Quando e come si è votato?
Per il referendum si è potuto votare dal 20 fino al 29 di giugno. Le modalità di voto sono state due: solo il 20 di giugno sono stati aperti 22 seggi per poter votare di persona in modo tradizionale, diciamo; per tutto il resto del periodo di voto, invece, si poteva votare online su un sito appositamente creato. Proprio questo punto ha creato alcuni problemi agli organizzatori, poiché il sito del referendum è stato oggetto di diversi e massicci attacchi informatici che ne hanno reso difficoltoso l’utilizzo e ne hanno in certa misura inficiato i risultati.
È stato un vero referendum?
No. Il referendum è stato promosso da “Occupy Central”, un gruppo di attivisti fondato nel 2013 da Benny Tai Yiu-ting, professore di legge dell’università di Hong Kong. Il referendum non è stato riconosciuto né governo centrale né da quello della provincia di Hong Kong, che lo hanno definito “illegale e invalido”. Il referendum, dunque, ha un valore esclusivamente simbolico: i proponenti sperano che un’ampia mobilitazione della popolazione mandi un segnale al governo sulla necessità di cambiare i piani sull’autonomia di Hong Kong.
Come sono andate le cose?
Secondo gli organizzatori hanno votato 792.808 persone su circa 3,5 milioni di aventi diritto.
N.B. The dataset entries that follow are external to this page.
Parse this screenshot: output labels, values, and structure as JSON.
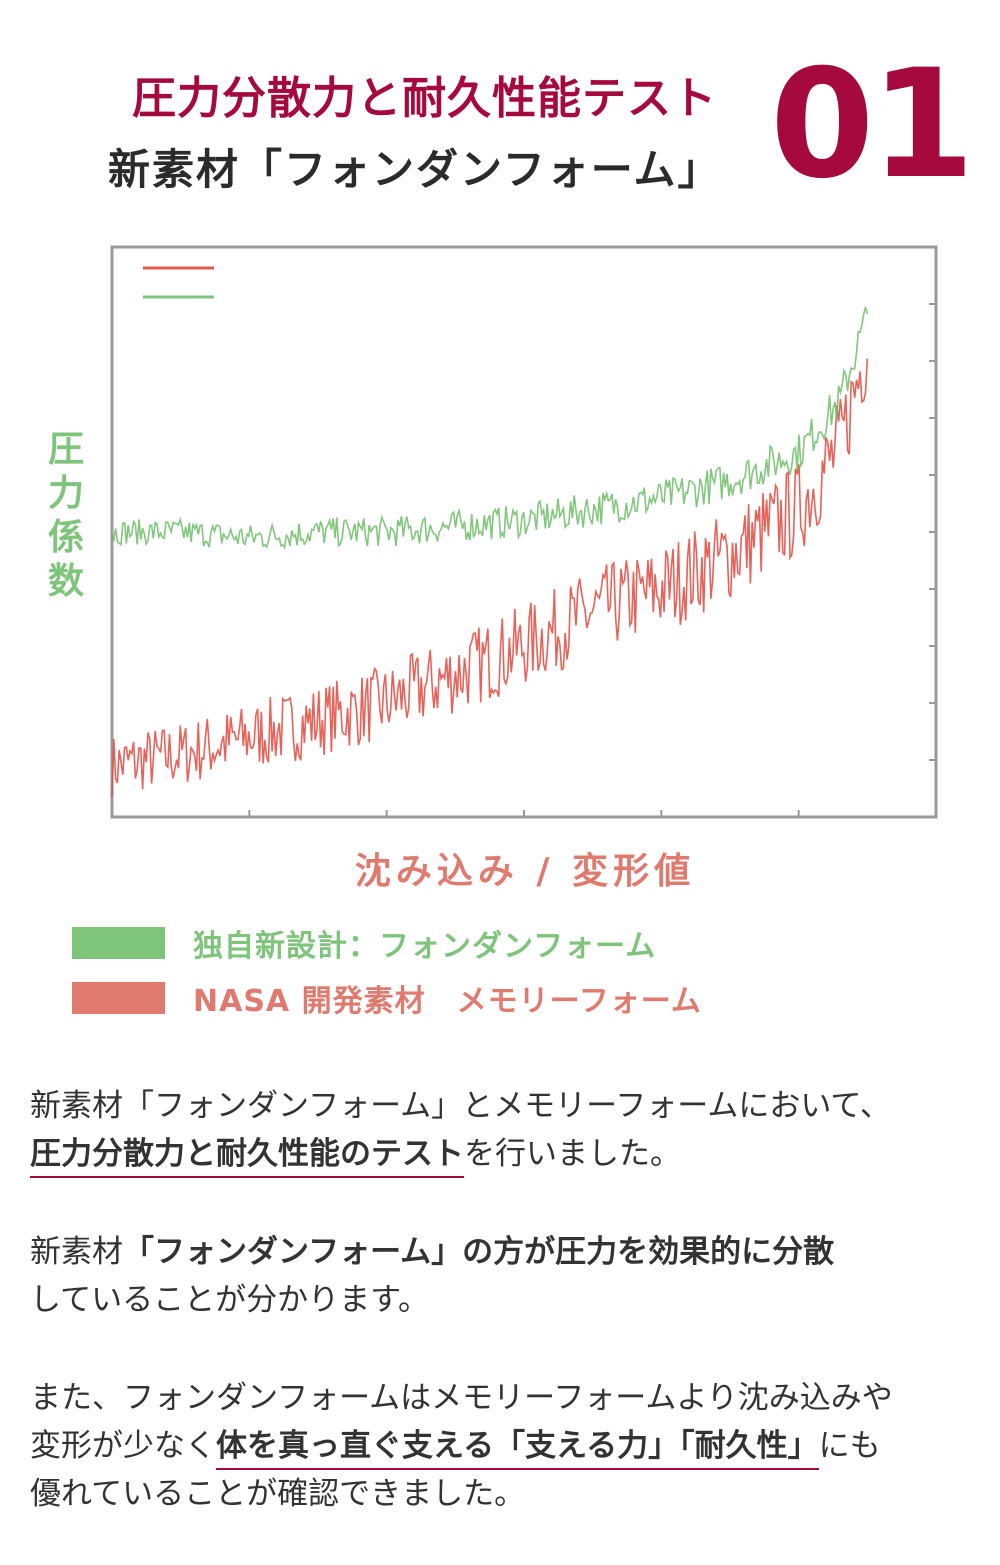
{
  "header": {
    "title_line1": "圧力分散力と耐久性能テスト",
    "title_line2": "新素材「フォンダンフォーム」",
    "number": "01"
  },
  "colors": {
    "accent": "#a6093d",
    "green": "#7ec47a",
    "red": "#e07a6e"
  },
  "chart_data": {
    "type": "line",
    "title": "",
    "xlabel": "沈み込み / 変形値",
    "ylabel": "圧力係数",
    "ylabel_chars": [
      "圧",
      "力",
      "係",
      "数"
    ],
    "xlim": [
      0,
      6
    ],
    "ylim": [
      0,
      10
    ],
    "x_ticks": [
      1,
      2,
      3,
      4,
      5
    ],
    "y_ticks": [
      1,
      2,
      3,
      4,
      5,
      6,
      7,
      8,
      9
    ],
    "grid": false,
    "series": [
      {
        "name": "独自新設計：フォンダンフォーム",
        "color": "#7ec47a",
        "x": [
          0,
          0.5,
          1,
          1.5,
          2,
          2.5,
          3,
          3.5,
          4,
          4.5,
          5,
          5.3,
          5.5
        ],
        "y": [
          5.0,
          5.0,
          4.9,
          5.0,
          5.0,
          5.1,
          5.2,
          5.4,
          5.6,
          5.9,
          6.4,
          7.3,
          8.8
        ]
      },
      {
        "name": "NASA 開発素材 メモリーフォーム",
        "color": "#e07a6e",
        "x": [
          0,
          0.5,
          1,
          1.5,
          2,
          2.5,
          3,
          3.5,
          4,
          4.5,
          5,
          5.3,
          5.5
        ],
        "y": [
          0.9,
          1.1,
          1.4,
          1.7,
          2.0,
          2.5,
          3.0,
          3.6,
          4.0,
          4.6,
          5.4,
          6.5,
          8.3
        ]
      }
    ]
  },
  "legend": [
    {
      "label": "独自新設計：フォンダンフォーム",
      "color": "#7ec47a"
    },
    {
      "label": "NASA 開発素材　メモリーフォーム",
      "color": "#e07a6e"
    }
  ],
  "paragraphs": {
    "p1_a": "新素材「フォンダンフォーム」とメモリーフォームにおいて、",
    "p1_b": "圧力分散力と耐久性能のテスト",
    "p1_c": "を行いました。",
    "p2_a": "新素材",
    "p2_b": "「フォンダンフォーム」の方が圧力を効果的に分散",
    "p2_c": "していることが分かります。",
    "p3_a": "また、フォンダンフォームはメモリーフォームより沈み込みや",
    "p3_b": "変形が少なく",
    "p3_c": "体を真っ直ぐ支える「支える力」「耐久性」",
    "p3_d": "にも",
    "p3_e": "優れていることが確認できました。"
  }
}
Il 42 per cento dei voti è andato a favore della prima proposta, quella dell'”Alleanza per la vera democrazia”. La proposta dell'”Unione degli Studenti” ha ottenuto il 38 per cento dei voti, mentre quella di “Potere del Popolo” ha avuto circa il 10 per cento dei voti.
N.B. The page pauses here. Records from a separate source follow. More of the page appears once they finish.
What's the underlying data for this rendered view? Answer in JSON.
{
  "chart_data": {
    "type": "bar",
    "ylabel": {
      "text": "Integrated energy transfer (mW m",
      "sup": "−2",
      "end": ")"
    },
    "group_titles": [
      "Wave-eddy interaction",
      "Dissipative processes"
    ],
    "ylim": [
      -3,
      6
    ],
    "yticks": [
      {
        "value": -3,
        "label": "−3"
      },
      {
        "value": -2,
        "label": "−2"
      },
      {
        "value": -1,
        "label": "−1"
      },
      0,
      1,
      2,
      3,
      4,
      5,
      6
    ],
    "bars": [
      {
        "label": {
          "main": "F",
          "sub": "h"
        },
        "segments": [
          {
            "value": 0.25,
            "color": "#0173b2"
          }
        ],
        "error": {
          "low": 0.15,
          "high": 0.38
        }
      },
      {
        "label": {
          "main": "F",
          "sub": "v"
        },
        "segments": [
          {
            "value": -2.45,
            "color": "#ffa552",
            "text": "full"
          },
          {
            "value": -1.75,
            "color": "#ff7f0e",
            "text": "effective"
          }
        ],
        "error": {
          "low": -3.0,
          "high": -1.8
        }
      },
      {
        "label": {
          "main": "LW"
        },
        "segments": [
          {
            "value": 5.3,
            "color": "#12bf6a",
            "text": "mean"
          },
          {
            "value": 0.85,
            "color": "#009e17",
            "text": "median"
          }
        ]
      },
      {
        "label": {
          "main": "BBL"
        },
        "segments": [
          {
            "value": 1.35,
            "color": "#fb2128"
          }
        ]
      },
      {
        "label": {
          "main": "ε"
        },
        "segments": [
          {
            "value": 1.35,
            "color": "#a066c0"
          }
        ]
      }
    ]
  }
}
Secondo gli organizzatori il risultato e l’affluenza sono stati un successo; il referendum è stato definito un «segnale molto incoraggiante» da Chen Jianmin, uno dei fondatori di “Occupy Central”. Durante i giorni del voto ci sono state anche alcune manifestazioni di gruppi che invece sostengono una maggiore integrazione con il governo centrale cinese, e che hanno organizzato una marcia per chiedere ai loro concittadini di non votare per il referendum.
E adesso?
Già da diversi mesi la situazione tra i gruppi autonomisti di Hong Kong e il governo di Pechino si è fatta piuttosto tesa. Secondo BBC, che ha parlato con alcuni esponenti di “Occupy Central”, è piuttosto diffuso il timore che la protesta diventi violenta se le richieste non verranno ascoltate dal governo cinese. Secondo alcuni è anche possibile che in segno di protesta si arrivi alla sospensione di tutte le attività finanziarie di Hong Kong. Il Guardian scrive che domani, anniversario del passaggio di sovranità dall’Inghilterra alla Cina, ci sarà una grande manifestazione per presentare i risultati del referendum e che gli organizzatori si aspettano che partecipino almeno 500.000 persone.
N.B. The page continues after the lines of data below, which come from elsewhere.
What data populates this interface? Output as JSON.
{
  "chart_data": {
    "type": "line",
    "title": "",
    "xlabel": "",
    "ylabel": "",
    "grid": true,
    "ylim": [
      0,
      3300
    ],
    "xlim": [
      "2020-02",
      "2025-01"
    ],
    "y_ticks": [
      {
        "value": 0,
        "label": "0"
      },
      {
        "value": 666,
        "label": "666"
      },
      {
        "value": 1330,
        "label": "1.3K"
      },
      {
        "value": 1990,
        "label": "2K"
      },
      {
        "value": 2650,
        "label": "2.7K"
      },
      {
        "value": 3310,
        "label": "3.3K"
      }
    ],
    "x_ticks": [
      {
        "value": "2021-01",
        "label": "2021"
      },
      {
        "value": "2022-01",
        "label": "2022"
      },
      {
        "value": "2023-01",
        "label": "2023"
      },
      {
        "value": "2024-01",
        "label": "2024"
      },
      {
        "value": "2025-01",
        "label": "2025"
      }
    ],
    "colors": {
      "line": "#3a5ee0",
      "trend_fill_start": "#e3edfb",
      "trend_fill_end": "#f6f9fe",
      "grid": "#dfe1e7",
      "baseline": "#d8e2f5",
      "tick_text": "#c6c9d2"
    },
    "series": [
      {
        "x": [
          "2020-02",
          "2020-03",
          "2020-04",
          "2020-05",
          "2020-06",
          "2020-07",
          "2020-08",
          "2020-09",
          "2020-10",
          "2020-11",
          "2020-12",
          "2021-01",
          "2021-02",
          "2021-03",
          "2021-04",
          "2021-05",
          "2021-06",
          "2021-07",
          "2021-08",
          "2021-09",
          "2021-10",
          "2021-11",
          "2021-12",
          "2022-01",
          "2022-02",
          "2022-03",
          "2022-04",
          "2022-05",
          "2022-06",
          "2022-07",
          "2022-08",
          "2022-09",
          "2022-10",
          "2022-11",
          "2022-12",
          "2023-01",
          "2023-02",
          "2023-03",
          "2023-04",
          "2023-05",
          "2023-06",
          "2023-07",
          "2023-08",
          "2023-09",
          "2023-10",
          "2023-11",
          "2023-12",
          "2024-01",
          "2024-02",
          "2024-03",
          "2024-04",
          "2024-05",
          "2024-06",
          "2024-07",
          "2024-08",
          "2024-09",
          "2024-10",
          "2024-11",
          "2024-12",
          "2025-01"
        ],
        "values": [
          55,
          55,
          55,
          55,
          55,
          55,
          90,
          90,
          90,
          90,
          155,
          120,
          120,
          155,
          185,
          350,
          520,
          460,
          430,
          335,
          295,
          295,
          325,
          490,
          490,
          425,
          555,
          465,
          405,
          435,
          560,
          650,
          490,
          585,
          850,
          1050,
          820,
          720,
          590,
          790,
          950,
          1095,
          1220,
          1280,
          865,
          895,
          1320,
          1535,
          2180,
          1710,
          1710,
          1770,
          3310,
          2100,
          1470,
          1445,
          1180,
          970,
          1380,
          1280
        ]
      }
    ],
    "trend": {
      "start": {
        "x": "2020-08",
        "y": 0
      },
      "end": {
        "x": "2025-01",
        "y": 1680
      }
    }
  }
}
Il governo di Hong Kong ha confermato che non riconoscerà i risultati del referendum e un portavoce ha spiegato che la proposta di permettere candidature sostenute da 35.000 elettori non otterrà mai il sostegno ufficiale delle istituzioni. Michael Tien, esponente del consiglio provinciale di Hong Kong e contrario all’indipendenza, ha anche detto che il numero dei votanti non è stato poi così alto da costringere il governo centrale a tenerne conto.